В больнице его встретила Галина Михайловна и провела в ординаторскую, где на кушетке, скорчившись, мучился Афиноген Данилов.
Горемыкин, не здороваясь, знаком показал ему, что надо лечь на спину.
— Лежать не могу, — улыбаясь, сказал Афиноген, — потому что больно.
С этими словами он послушно вытянулся на спине.
— А почему вы без халата, доктор? — спросил Афиноген. — В стирке, что ли, халат?

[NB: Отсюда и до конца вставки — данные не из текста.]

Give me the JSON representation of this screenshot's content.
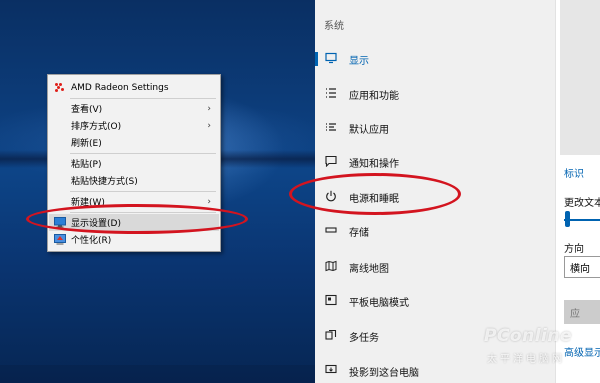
{
  "context_menu": {
    "amd": "AMD Radeon Settings",
    "view": "查看(V)",
    "sort": "排序方式(O)",
    "refresh": "刷新(E)",
    "paste": "粘贴(P)",
    "paste_shortcut": "粘贴快捷方式(S)",
    "new": "新建(W)",
    "display": "显示设置(D)",
    "personalize": "个性化(R)",
    "submenu_arrow": "›"
  },
  "settings": {
    "heading": "系统",
    "nav": [
      {
        "label": "显示",
        "icon": "monitor-icon"
      },
      {
        "label": "应用和功能",
        "icon": "list-icon"
      },
      {
        "label": "默认应用",
        "icon": "list-icon"
      },
      {
        "label": "通知和操作",
        "icon": "chat-icon"
      },
      {
        "label": "电源和睡眠",
        "icon": "power-icon"
      },
      {
        "label": "存储",
        "icon": "drive-icon"
      },
      {
        "label": "离线地图",
        "icon": "map-icon"
      },
      {
        "label": "平板电脑模式",
        "icon": "tablet-icon"
      },
      {
        "label": "多任务",
        "icon": "multitask-icon"
      },
      {
        "label": "投影到这台电脑",
        "icon": "project-icon"
      }
    ]
  },
  "right_pane": {
    "identify": "标识",
    "change_text": "更改文本",
    "orientation_label": "方向",
    "orientation_value": "横向",
    "apply": "应",
    "advanced": "高级显示"
  },
  "watermark": {
    "brand": "PConline",
    "sub": "太平洋电脑网"
  },
  "colors": {
    "accent": "#0063b1",
    "annotation": "#d3141f",
    "amd_red": "#e0201a"
  }
}
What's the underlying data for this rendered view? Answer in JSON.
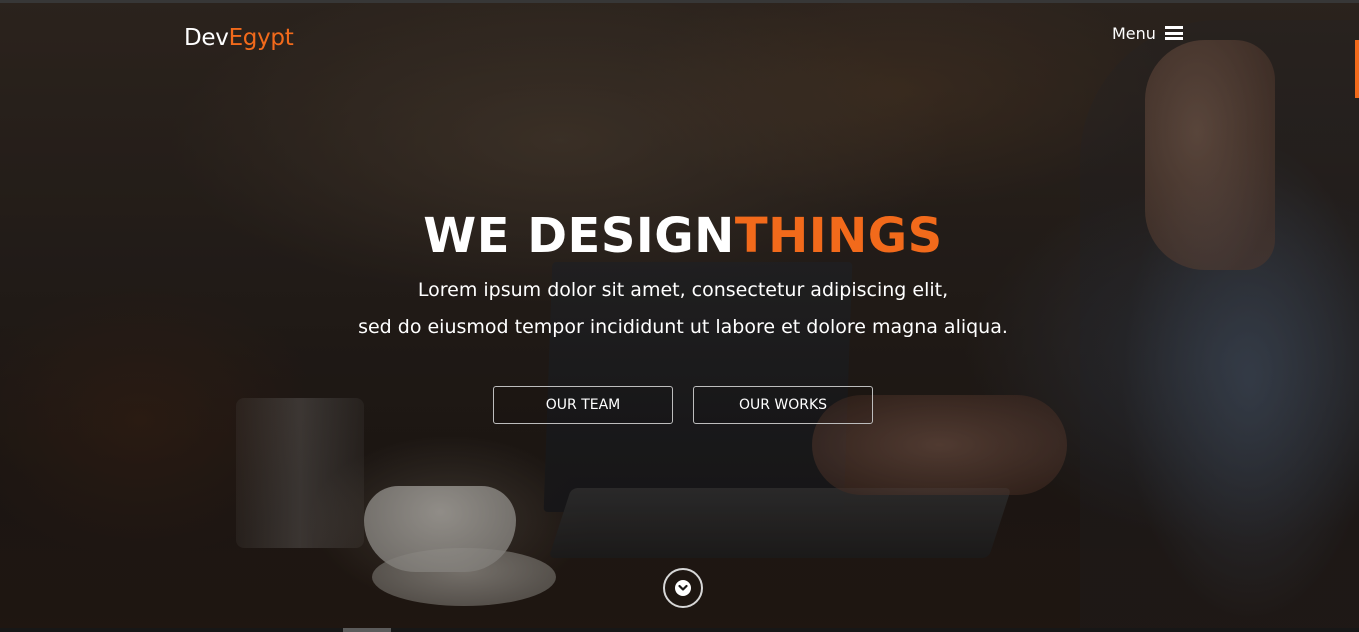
{
  "brand": {
    "part1": "Dev",
    "part2": "Egypt"
  },
  "nav": {
    "menu_label": "Menu",
    "menu_icon": "hamburger-icon"
  },
  "hero": {
    "headline_part1": "WE DESIGN",
    "headline_part2": "THINGS",
    "subline1": "Lorem ipsum dolor sit amet, consectetur adipiscing elit,",
    "subline2": "sed do eiusmod tempor incididunt ut labore et dolore magna aliqua.",
    "buttons": [
      {
        "label": "OUR TEAM"
      },
      {
        "label": "OUR WORKS"
      }
    ],
    "scroll_icon": "chevron-down-icon"
  },
  "colors": {
    "accent": "#f26a1b",
    "text": "#ffffff"
  }
}
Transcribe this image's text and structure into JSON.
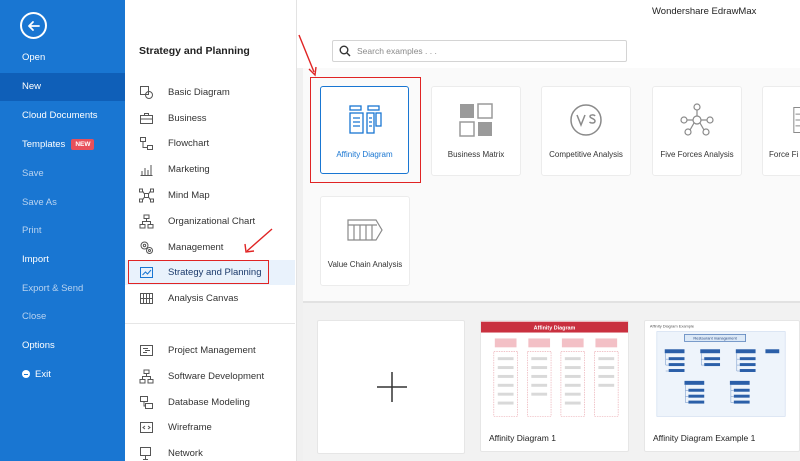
{
  "app": {
    "title": "Wondershare EdrawMax"
  },
  "sidebar": {
    "items": [
      {
        "label": "Open",
        "state": "normal"
      },
      {
        "label": "New",
        "state": "active"
      },
      {
        "label": "Cloud Documents",
        "state": "normal"
      },
      {
        "label": "Templates",
        "state": "normal",
        "badge": "NEW"
      },
      {
        "label": "Save",
        "state": "dim"
      },
      {
        "label": "Save As",
        "state": "dim"
      },
      {
        "label": "Print",
        "state": "dim"
      },
      {
        "label": "Import",
        "state": "normal"
      },
      {
        "label": "Export & Send",
        "state": "dim"
      },
      {
        "label": "Close",
        "state": "dim"
      },
      {
        "label": "Options",
        "state": "normal"
      },
      {
        "label": "Exit",
        "state": "normal"
      }
    ]
  },
  "categories": {
    "title": "Strategy and Planning",
    "items": [
      {
        "label": "Basic Diagram",
        "icon": "basic-diagram-icon"
      },
      {
        "label": "Business",
        "icon": "briefcase-icon"
      },
      {
        "label": "Flowchart",
        "icon": "flowchart-icon"
      },
      {
        "label": "Marketing",
        "icon": "bar-chart-icon"
      },
      {
        "label": "Mind Map",
        "icon": "mind-map-icon"
      },
      {
        "label": "Organizational Chart",
        "icon": "org-chart-icon"
      },
      {
        "label": "Management",
        "icon": "gears-icon"
      },
      {
        "label": "Strategy and Planning",
        "icon": "line-chart-icon",
        "selected": true
      },
      {
        "label": "Analysis Canvas",
        "icon": "canvas-grid-icon"
      },
      {
        "label": "Project Management",
        "icon": "gantt-icon"
      },
      {
        "label": "Software Development",
        "icon": "software-icon"
      },
      {
        "label": "Database Modeling",
        "icon": "database-icon"
      },
      {
        "label": "Wireframe",
        "icon": "wireframe-icon"
      },
      {
        "label": "Network",
        "icon": "network-icon"
      }
    ]
  },
  "search": {
    "placeholder": "Search examples . . ."
  },
  "templates": [
    {
      "label": "Affinity Diagram",
      "icon": "affinity-diagram-icon",
      "selected": true
    },
    {
      "label": "Business Matrix",
      "icon": "business-matrix-icon"
    },
    {
      "label": "Competitive Analysis",
      "icon": "vs-icon"
    },
    {
      "label": "Five Forces Analysis",
      "icon": "five-forces-icon"
    },
    {
      "label": "Force Fi",
      "icon": "force-field-icon"
    },
    {
      "label": "Value Chain Analysis",
      "icon": "value-chain-icon"
    }
  ],
  "examples": [
    {
      "label": "",
      "kind": "blank"
    },
    {
      "label": "Affinity Diagram 1",
      "thumb_title": "Affinity Diagram"
    },
    {
      "label": "Affinity Diagram Example 1",
      "thumb_title": "Affinity Diagram Example",
      "thumb_header": "Restaurant management"
    }
  ],
  "colors": {
    "sidebar": "#1976d2",
    "accent": "#1976d2",
    "highlight": "#e02424"
  }
}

Иван Петрович нехотя взглянул в лицо больного. Он привык к страху, растерянности, панике на лицах страдающих и ждущих помощи людей. Самые мужественные из его пациентов в горькие минуты непонятной, внезапно подступившей боли часто теряли себя, роптали и начинали произносить несуразные, умоляющие слова. Человек со стороны — не врач — не всегда мог заметить эту паническую перемену. Многие больные сохраняли внешнее достоинство и приличие. Горемыкин умел безошибочно различать под маской равнодушия и напускной бравады обессиливающее смятение перед надвигающейся бедой. Боль и страх смерти рано или поздно выворачивали человека наизнанку, срывали покровы годами приобретенных манер и привычек, выдавливали из глаз животное выражение: ничего не существует, доктор, кроме моей боли! Это всегда раздражало Горемыкина, хотя он и научился находить необходимые слова утешения. В юности он зачитывался романами Конрада, Джека Лондона, Грина, преклонялся перед сильными и гордыми характерами эллинского склада, а в жизни слишком часто довелось ему наблюдать слабость и унизительную покорность судьбе. Горемыкин не осуждал своих больных, потому что сам остерегался болезней и не мог предугадать, как поведет себя в роковых обстоятельствах. Он лучше других понимал, что болезнь и смерть неизбежны, и в конце концов всеми силами своей неробкой души возненавидел именно эту чудовищную неизбежность ухода. Он сражался с ней в открытом бою ежедневно, умело отдыхая в редких перерывах между сражениями. Он закалил свои нервы и приучил искусные пальцы отыскивать болезнь в самых укромных норах. Не раз и не два побеждал Горемыкин худосочную и коварную старуху–смерть, и оттого на весь облик его лег отпечаток легкого, благодушного презрения к суете.